Love Game[完結] | ナノ

気持ちの確信


朝練を終えた後、兄からメッセージが来ていた。

“昼休み屋上に来い”

それだけだったけど、行けば、何かがわかる気がした。


お昼休み、屋上の扉を開けた瞬間、兄の声がした。

誰かと話してる?


「あん時は、時穏、黒尾のこと好きだと思ってたしな。」

「…?好きだっただろ。」


この声…夜久先輩。


二人の姿は見えないが、話を聞くことだけはできた。


「やっくんも気づいてねぇのか〜。
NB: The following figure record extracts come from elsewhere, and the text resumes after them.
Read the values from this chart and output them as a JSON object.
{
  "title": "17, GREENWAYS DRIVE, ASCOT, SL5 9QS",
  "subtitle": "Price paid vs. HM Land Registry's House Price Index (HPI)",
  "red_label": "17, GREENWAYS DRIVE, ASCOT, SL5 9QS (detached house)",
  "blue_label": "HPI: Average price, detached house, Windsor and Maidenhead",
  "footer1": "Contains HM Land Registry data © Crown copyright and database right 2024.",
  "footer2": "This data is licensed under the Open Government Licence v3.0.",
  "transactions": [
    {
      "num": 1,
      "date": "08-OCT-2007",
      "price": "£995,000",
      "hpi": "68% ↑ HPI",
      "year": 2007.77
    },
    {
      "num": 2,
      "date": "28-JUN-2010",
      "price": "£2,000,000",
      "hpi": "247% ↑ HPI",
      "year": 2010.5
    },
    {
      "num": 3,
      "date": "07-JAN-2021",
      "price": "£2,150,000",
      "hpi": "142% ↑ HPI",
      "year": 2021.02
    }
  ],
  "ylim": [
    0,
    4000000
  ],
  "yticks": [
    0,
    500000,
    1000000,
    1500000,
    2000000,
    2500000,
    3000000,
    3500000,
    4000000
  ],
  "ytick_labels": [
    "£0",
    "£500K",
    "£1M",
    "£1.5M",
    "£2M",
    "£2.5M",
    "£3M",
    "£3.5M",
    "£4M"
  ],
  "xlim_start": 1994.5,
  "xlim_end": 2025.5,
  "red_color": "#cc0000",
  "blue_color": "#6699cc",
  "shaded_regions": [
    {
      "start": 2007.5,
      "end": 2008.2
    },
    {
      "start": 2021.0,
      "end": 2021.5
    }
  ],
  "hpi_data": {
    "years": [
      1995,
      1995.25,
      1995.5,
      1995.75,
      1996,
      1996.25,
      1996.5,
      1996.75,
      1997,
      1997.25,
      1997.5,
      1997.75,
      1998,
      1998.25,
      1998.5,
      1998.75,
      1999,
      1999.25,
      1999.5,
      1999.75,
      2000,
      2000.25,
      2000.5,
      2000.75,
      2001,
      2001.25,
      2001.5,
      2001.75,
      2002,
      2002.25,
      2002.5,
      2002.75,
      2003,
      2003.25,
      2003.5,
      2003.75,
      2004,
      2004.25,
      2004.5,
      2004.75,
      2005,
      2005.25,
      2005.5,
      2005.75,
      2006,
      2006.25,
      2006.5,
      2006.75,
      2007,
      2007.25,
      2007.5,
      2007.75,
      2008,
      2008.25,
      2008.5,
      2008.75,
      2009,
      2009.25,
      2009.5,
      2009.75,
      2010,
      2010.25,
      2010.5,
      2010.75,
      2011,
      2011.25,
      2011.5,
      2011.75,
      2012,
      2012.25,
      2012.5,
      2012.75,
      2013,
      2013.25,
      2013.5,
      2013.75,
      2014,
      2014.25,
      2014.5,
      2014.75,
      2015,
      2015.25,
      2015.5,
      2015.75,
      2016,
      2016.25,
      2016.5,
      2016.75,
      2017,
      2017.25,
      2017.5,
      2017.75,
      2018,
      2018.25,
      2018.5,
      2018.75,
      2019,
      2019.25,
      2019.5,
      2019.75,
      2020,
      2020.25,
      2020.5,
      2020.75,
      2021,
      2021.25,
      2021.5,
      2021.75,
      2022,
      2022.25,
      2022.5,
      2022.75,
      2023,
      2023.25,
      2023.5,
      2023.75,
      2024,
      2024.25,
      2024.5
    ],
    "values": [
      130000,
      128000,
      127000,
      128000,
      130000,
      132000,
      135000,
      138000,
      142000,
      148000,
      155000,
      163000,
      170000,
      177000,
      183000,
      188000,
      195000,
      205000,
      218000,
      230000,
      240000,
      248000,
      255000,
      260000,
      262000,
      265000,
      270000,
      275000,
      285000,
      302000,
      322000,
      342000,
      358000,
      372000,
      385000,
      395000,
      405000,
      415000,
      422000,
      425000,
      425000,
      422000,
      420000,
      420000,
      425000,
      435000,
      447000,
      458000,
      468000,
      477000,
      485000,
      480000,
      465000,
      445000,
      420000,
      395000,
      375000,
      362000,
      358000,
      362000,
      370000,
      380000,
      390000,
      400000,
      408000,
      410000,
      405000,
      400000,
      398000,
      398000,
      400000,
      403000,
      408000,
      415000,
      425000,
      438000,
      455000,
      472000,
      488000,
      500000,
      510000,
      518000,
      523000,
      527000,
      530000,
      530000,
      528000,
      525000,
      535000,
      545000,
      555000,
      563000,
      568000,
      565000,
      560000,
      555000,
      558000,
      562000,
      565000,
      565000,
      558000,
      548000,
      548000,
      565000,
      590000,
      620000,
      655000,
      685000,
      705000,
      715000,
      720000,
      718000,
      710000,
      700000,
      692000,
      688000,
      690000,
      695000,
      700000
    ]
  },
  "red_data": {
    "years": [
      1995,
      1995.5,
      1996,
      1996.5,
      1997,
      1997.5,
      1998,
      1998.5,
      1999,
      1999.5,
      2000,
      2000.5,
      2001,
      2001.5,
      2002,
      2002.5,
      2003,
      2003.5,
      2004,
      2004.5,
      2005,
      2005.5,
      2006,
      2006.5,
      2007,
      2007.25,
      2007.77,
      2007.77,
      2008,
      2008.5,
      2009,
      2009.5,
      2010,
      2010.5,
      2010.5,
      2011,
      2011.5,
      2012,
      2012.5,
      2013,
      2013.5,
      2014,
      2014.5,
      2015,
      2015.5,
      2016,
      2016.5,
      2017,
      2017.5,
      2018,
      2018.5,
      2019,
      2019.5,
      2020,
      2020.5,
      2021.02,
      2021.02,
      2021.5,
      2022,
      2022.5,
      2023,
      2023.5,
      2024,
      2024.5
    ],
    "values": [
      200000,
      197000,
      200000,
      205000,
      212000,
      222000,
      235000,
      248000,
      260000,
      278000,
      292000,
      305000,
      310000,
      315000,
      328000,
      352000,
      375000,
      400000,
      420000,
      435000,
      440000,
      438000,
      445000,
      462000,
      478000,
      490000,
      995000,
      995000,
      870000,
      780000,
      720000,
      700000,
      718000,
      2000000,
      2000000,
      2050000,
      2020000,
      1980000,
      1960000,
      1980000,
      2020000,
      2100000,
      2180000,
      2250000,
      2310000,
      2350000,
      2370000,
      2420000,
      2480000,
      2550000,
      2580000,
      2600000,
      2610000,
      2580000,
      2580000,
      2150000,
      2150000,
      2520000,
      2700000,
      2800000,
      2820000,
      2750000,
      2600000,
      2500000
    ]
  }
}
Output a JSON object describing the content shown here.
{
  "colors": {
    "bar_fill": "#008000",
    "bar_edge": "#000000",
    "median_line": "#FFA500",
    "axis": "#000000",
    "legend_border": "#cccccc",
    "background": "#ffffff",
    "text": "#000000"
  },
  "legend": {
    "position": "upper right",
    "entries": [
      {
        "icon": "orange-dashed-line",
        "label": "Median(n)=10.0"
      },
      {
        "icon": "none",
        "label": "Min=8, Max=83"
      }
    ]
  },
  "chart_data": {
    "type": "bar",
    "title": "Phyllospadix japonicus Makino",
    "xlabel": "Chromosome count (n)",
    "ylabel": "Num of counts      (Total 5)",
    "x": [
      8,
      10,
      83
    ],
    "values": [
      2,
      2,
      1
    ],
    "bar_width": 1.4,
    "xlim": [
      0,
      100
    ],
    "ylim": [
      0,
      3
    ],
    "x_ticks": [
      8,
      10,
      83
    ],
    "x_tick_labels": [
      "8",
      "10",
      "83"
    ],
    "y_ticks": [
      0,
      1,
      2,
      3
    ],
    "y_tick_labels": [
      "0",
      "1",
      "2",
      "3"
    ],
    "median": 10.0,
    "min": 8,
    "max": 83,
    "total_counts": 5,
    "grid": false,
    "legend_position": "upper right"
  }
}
そりゃそうか。時穏も気づいてないままだしな。」


結兄は、何を言っているんだろう?
私も気づいてないことって…なに?



「黒尾も黒尾なんだよ。アイツ器用なのか不器用なのか…でも、好きな人には変わりないし…どういう距離でどう接したらいいのかわからねぇわな。」

「…何?どういうこと?」


ほんと…どういうこと?

ジッと扉越しに聞こえてくる会話に耳を傾ける。



「…時穏は、黒尾が好きじゃなかったんだよ。」



あ。と思った。

そう、おそらく自分のどこかでは気づいていたことだったけれど…
研磨が、黒尾先輩が私のこと好きとか言うから…わからなくなって…。



「…なに…どういうこと?」

「時穏が言ったわけじゃねぇけど…アイツ、黒尾が初恋の相手だと思ってるわけだけど…実際やっくんだから。」

「はぁ?」

「時穏にまだ確かめれてねぇけど…まぁ、本人も薄々気づいてると思ってる。」



時穏は口を詰むんだ。

結兄は、気づいてたんだ。
私よりも、先に。



「黒尾は、時穏のこと好きだ。それは今も。でも、入学してから知ってたのは夜久だ。バレー部に入りたいって思ったのは、黒尾を見たからってのもあったんだろうけど…夜久と話した時のことが強いんだろう。俺もあの時はビックリしたからよく覚えてるけど…まさか時穏から声かけて行くとは思ってなかったし。」


思い出されるのは、インターハイ予選で初めて見た夜久の姿。


“…あの。”

“ん?”


「あの時だと、俺は思うんだよなぁ。」



“すごく、カッコよかったです。”



私は、俯いた。

あの時、私は先輩が好きになってた。
でも、わからなかった。
どういうのが好きで、どういうのが憧れなのか。


「時穏は、夜久を傍で見て、話して、言葉にして、思った。」

“カッコいい人のカッコいい姿、勝ち進んでいく姿を傍で支えていける存在に”



口元に手を当てる。
声を押し殺して…黒尾を思う。



「黒尾は、時穏が夜久を元々好きだってことを知ってた。告白されて、付き合っても、別れる可能性の方が高かった。時穏が気づくのも時間の問題だと思ったからだ。…つまり、振ったのはそれが理由。」



黒尾先輩も、気づいてた。
…先輩は、私のことちゃんと好きだったのに…私が振らせた。



「…時穏。いんだろ。俺が呼んだんだけどな!」



慌てて、顔を隠した。

黒尾先輩はやっぱりカッコいい。


「時穏の頭撫でんの久しぶりだな…」

「…気持ちわりぃなぁ…」

「今に始まったことじゃねぇんだよ!」


私のせいで…。

でも、先輩は…私の大切な存在です。